Both Dodola and Zam are very interesting characters. Dodola goes through a lot at a very young age (she is married at 9 years old and looking at my 9 year old son this made me shudder) and she is strong but not infallible. She has her moments of weakness and does things to survive that she’s not proud of. Her and Zam have an interesting dynamic because they are very close in age; initially she is more of a mother to him and then later a friend.
There is just so much packed into this book. For example how living in the natural world versus the city contrast each other and how both lifestyles have their own elements of survival to deal with. The idea of slavery and how people are discriminated against both by race and gender in also addressed. Additionally the idea of industrialization and how that can be class driven as well is explored. All of these elements are wrapped up in a story of love and survival and of what Dodola and Zam have to go through both together and separately to survive.
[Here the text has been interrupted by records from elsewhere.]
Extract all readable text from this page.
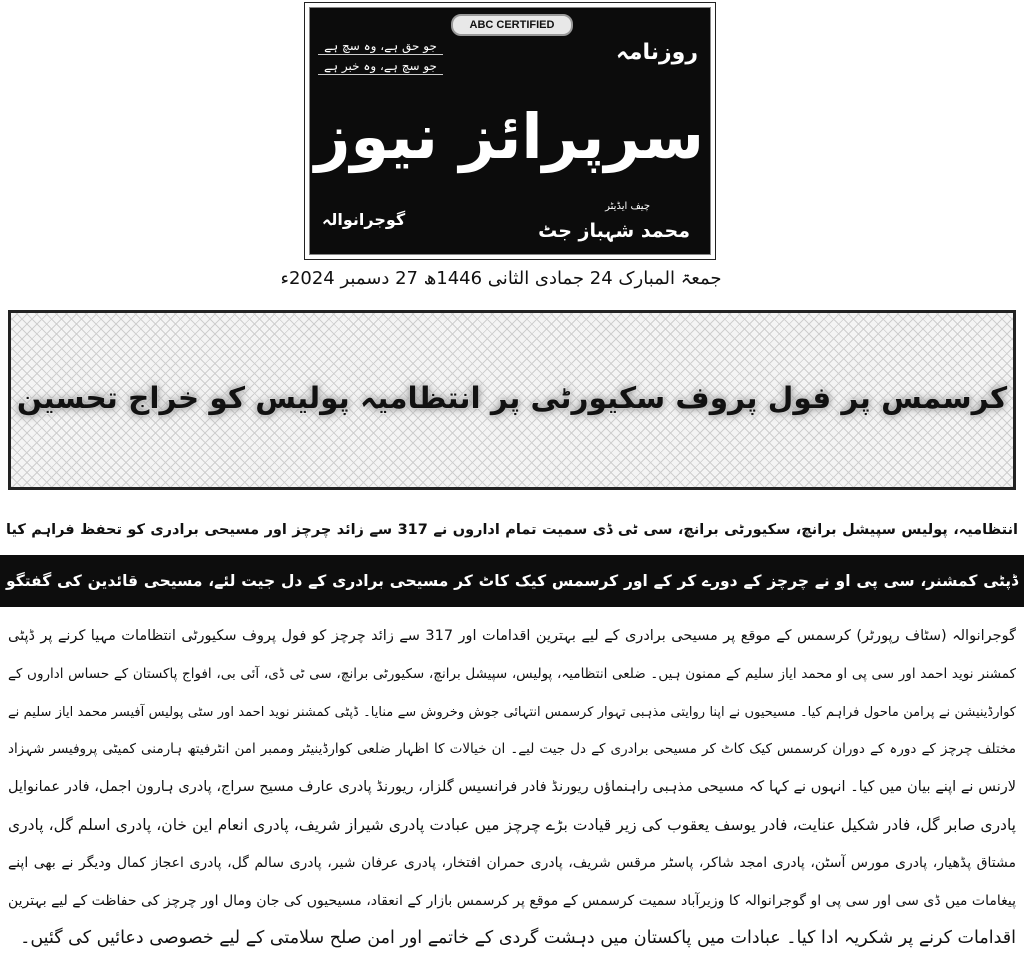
ABC CERTIFIED
جو حق ہے، وہ سچ ہے
جو سچ ہے، وہ خبر ہے
روزنامہ
سرپرائز نیوز
گوجرانوالہ
چیف ایڈیٹر
محمد شہباز جٹ
جمعۃ المبارک 24 جمادی الثانی 1446ھ 27 دسمبر 2024ء
کرسمس پر فول پروف سکیورٹی پر انتظامیہ پولیس کو خراج تحسین
انتظامیہ، پولیس سپیشل برانچ، سکیورٹی برانچ، سی ٹی ڈی سمیت تمام اداروں نے 317 سے زائد چرچز اور مسیحی برادری کو تحفظ فراہم کیا
ڈپٹی کمشنر، سی پی او نے چرچز کے دورے کر کے اور کرسمس کیک کاٹ کر مسیحی برادری کے دل جیت لئے، مسیحی قائدین کی گفتگو
گوجرانوالہ (سٹاف رپورٹر) کرسمس کے موقع پر مسیحی برادری کے لیے بہترین اقدامات اور 317 سے زائد چرچز کو فول پروف سکیورٹی انتظامات مہیا کرنے پر ڈپٹی
کمشنر نوید احمد اور سی پی او محمد ایاز سلیم کے ممنون ہیں۔ ضلعی انتظامیہ، پولیس، سپیشل برانچ، سکیورٹی برانچ، سی ٹی ڈی، آئی بی، افواج پاکستان کے حساس اداروں کے
کوارڈینیشن نے پرامن ماحول فراہم کیا۔ مسیحیوں نے اپنا روایتی مذہبی تہوار کرسمس انتہائی جوش وخروش سے منایا۔ ڈپٹی کمشنر نوید احمد اور سٹی پولیس آفیسر محمد ایاز سلیم نے
مختلف چرچز کے دورہ کے دوران کرسمس کیک کاٹ کر مسیحی برادری کے دل جیت لیے۔ ان خیالات کا اظہار ضلعی کوارڈینیٹر وممبر امن انٹرفیتھ ہارمنی کمیٹی پروفیسر شہزاد
لارنس نے اپنے بیان میں کیا۔ انہوں نے کہا کہ مسیحی مذہبی راہنماؤں ریورنڈ فادر فرانسیس گلزار، ریورنڈ پادری عارف مسیح سراج، پادری ہارون اجمل، فادر عمانوایل
پادری صابر گل، فادر شکیل عنایت، فادر یوسف یعقوب کی زیر قیادت بڑے چرچز میں عبادت پادری شیراز شریف، پادری انعام این خان، پادری اسلم گل، پادری
مشتاق پڈھیار، پادری مورس آسٹن، پادری امجد شاکر، پاسٹر مرقس شریف، پادری حمران افتخار، پادری عرفان شیر، پادری سالم گل، پادری اعجاز کمال ودیگر نے بھی اپنے
پیغامات میں ڈی سی اور سی پی او گوجرانوالہ کا وزیرآباد سمیت کرسمس کے موقع پر کرسمس بازار کے انعقاد، مسیحیوں کی جان ومال اور چرچز کی حفاظت کے لیے بہترین
اقدامات کرنے پر شکریہ ادا کیا۔ عبادات میں پاکستان میں دہشت گردی کے خاتمے اور امن صلح سلامتی کے لیے خصوصی دعائیں کی گئیں۔
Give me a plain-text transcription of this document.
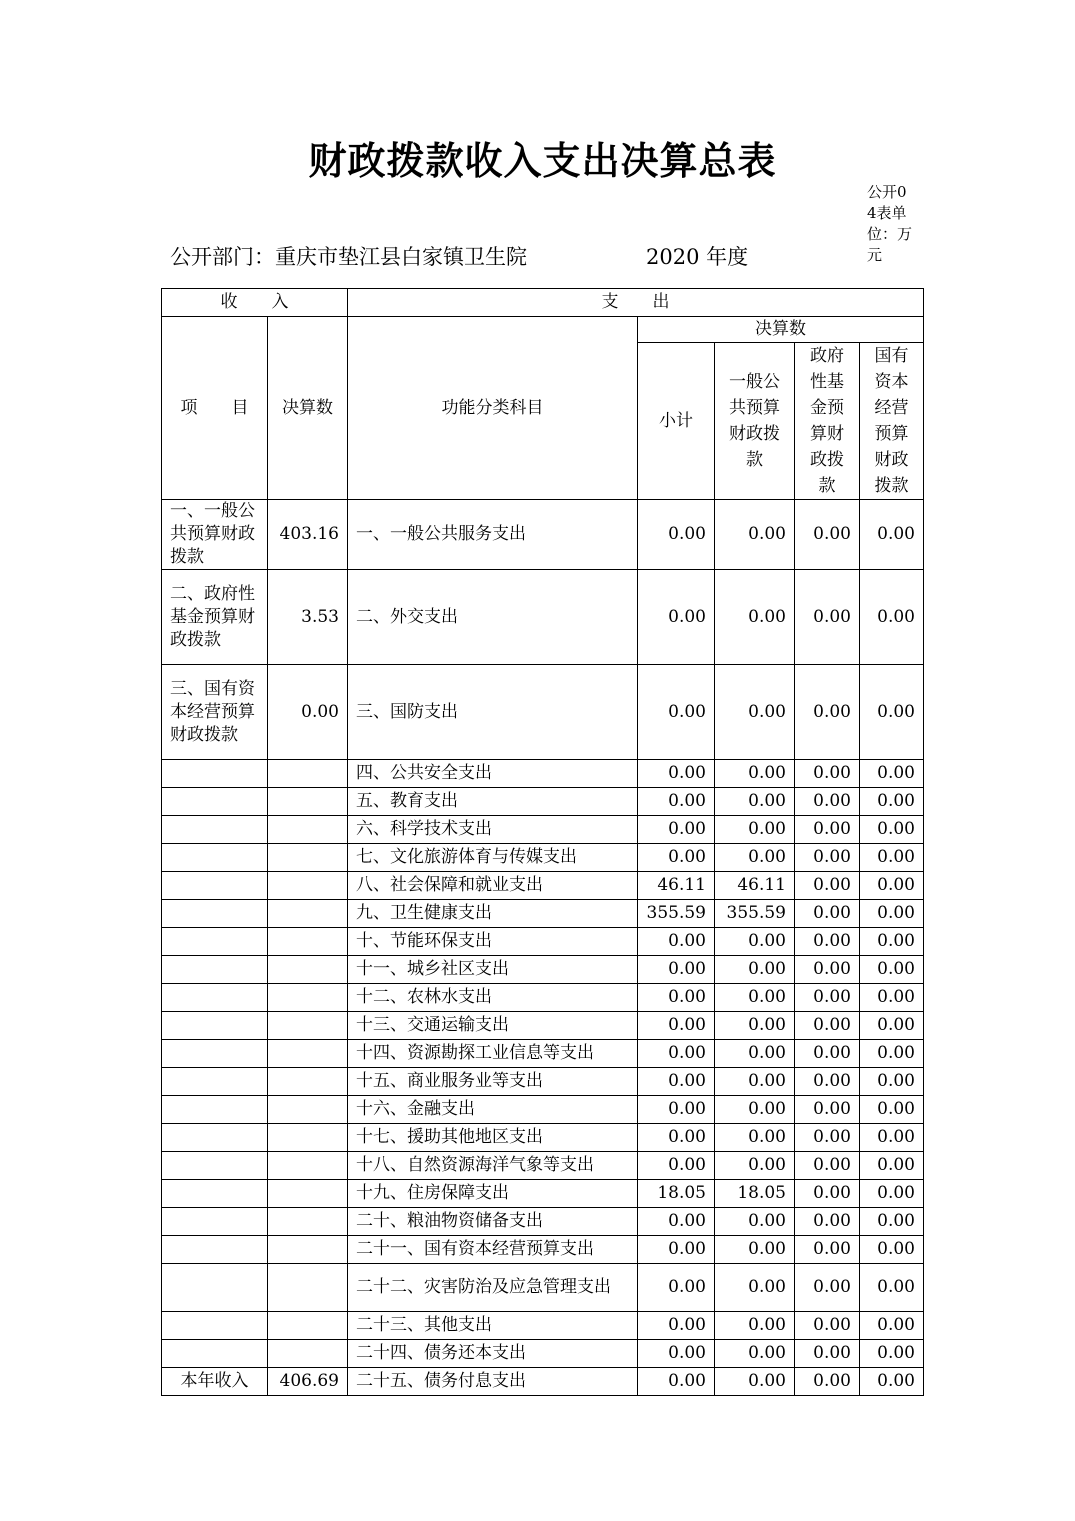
财政拨款收入支出决算总表
公开04表单位：万元
公开部门：重庆市垫江县白家镇卫生院	2020 年度
收　　入		支　　出				
项　　目	决算数	功能分类科目	决算数			
			小计	一般公共预算财政拨款	政府性基金预算财政拨款	国有资本经营预算财政拨款
一、一般公共预算财政拨款	403.16	一、一般公共服务支出	0.00	0.00	0.00	0.00
二、政府性基金预算财政拨款	3.53	二、外交支出	0.00	0.00	0.00	0.00
三、国有资本经营预算财政拨款	0.00	三、国防支出	0.00	0.00	0.00	0.00
		四、公共安全支出	0.00	0.00	0.00	0.00
		五、教育支出	0.00	0.00	0.00	0.00
		六、科学技术支出	0.00	0.00	0.00	0.00
		七、文化旅游体育与传媒支出	0.00	0.00	0.00	0.00
		八、社会保障和就业支出	46.11	46.11	0.00	0.00
		九、卫生健康支出	355.59	355.59	0.00	0.00
		十、节能环保支出	0.00	0.00	0.00	0.00
		十一、城乡社区支出	0.00	0.00	0.00	0.00
		十二、农林水支出	0.00	0.00	0.00	0.00
		十三、交通运输支出	0.00	0.00	0.00	0.00
		十四、资源勘探工业信息等支出	0.00	0.00	0.00	0.00
		十五、商业服务业等支出	0.00	0.00	0.00	0.00
		十六、金融支出	0.00	0.00	0.00	0.00
		十七、援助其他地区支出	0.00	0.00	0.00	0.00
		十八、自然资源海洋气象等支出	0.00	0.00	0.00	0.00
		十九、住房保障支出	18.05	18.05	0.00	0.00
		二十、粮油物资储备支出	0.00	0.00	0.00	0.00
		二十一、国有资本经营预算支出	0.00	0.00	0.00	0.00
		二十二、灾害防治及应急管理支出	0.00	0.00	0.00	0.00
		二十三、其他支出	0.00	0.00	0.00	0.00
		二十四、债务还本支出	0.00	0.00	0.00	0.00
本年收入	406.69	二十五、债务付息支出	0.00	0.00	0.00	0.00
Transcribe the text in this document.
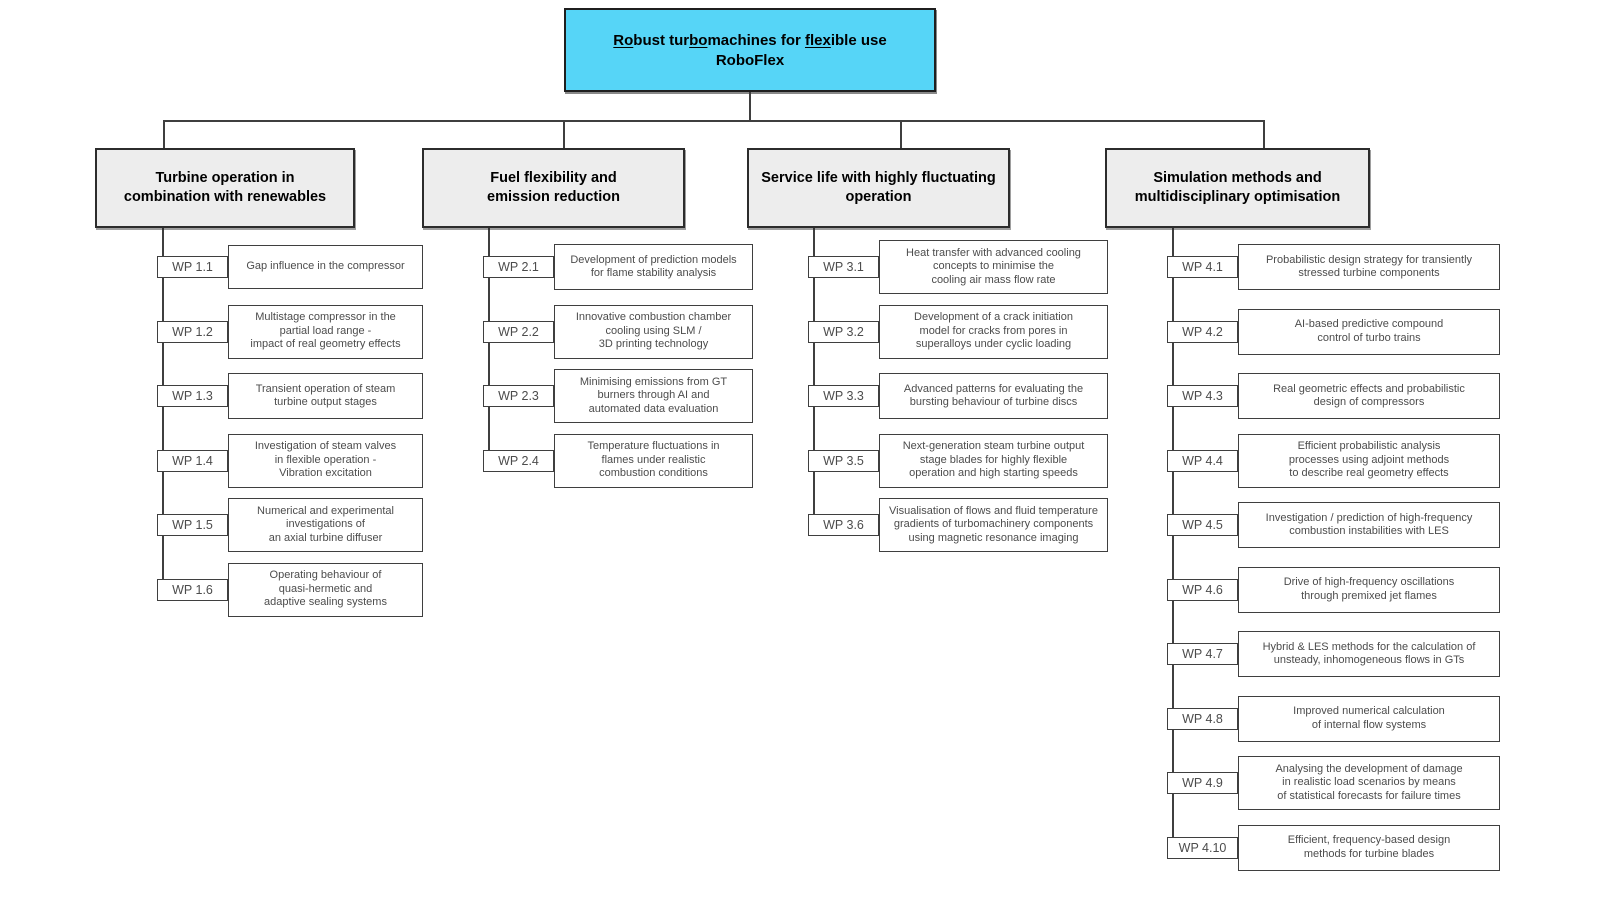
Robust turbomachines for flexible use
RoboFlex
Turbine operation in
combination with renewables
WP 1.1	Gap influence in the compressor
WP 1.2
Multistage compressor in the
partial load range -
impact of real geometry effects
WP 1.3
Transient operation of steam
turbine output stages
WP 1.4
Investigation of steam valves
in flexible operation -
Vibration excitation
WP 1.5
Numerical and experimental
investigations of
an axial turbine diffuser
WP 1.6
Operating behaviour of
quasi-hermetic and
adaptive sealing systems
Fuel flexibility and
emission reduction
WP 2.1
Development of prediction models
for flame stability analysis
WP 2.2
Innovative combustion chamber
cooling using SLM /
3D printing technology
WP 2.3
Minimising emissions from GT
burners through AI and
automated data evaluation
WP 2.4
Temperature fluctuations in
flames under realistic
combustion conditions
Service life with highly fluctuating
operation
WP 3.1
Heat transfer with advanced cooling
concepts to minimise the
cooling air mass flow rate
WP 3.2
Development of a crack initiation
model for cracks from pores in
superalloys under cyclic loading
WP 3.3
Advanced patterns for evaluating the
bursting behaviour of turbine discs
WP 3.5
Next-generation steam turbine output
stage blades for highly flexible
operation and high starting speeds
WP 3.6
Visualisation of flows and fluid temperature
gradients of turbomachinery components
using magnetic resonance imaging
Simulation methods and
multidisciplinary optimisation
WP 4.1
Probabilistic design strategy for transiently
stressed turbine components
WP 4.2
AI-based predictive compound
control of turbo trains
WP 4.3
Real geometric effects and probabilistic
design of compressors
WP 4.4
Efficient probabilistic analysis
processes using adjoint methods
to describe real geometry effects
WP 4.5
Investigation / prediction of high-frequency
combustion instabilities with LES
WP 4.6
Drive of high-frequency oscillations
through premixed jet flames
WP 4.7
Hybrid & LES methods for the calculation of
unsteady, inhomogeneous flows in GTs
WP 4.8
Improved numerical calculation
of internal flow systems
WP 4.9
Analysing the development of damage
in realistic load scenarios by means
of statistical forecasts for failure times
WP 4.10
Efficient, frequency-based design
methods for turbine blades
Another thing I found incredibly interesting was the description of the Quran and various aspects of the Islamic religion. I never realized the Quran was so founded in math and science at the fundamental level. All of this was new to me and made me want to learn more about Islam and the Quran.
There is beautiful illustration in here and beautiful poetry as well. Some of the letters of the poetry themselves make beautiful patterns and scenes on the pages. The book itself, with it’s beautiful cover and pages, is a masterpiece that I adore owning. I would recommend for older teen to adult readers; there is a lot of bad stuff that happens in here (including sexual violence) and lots of nudity as well.
Overall this is an amazing book that really brings graphic novels to a new level. There is so much in here that is interesting and thoughtful and it is all wrapped up in a story that is incredibly engaging.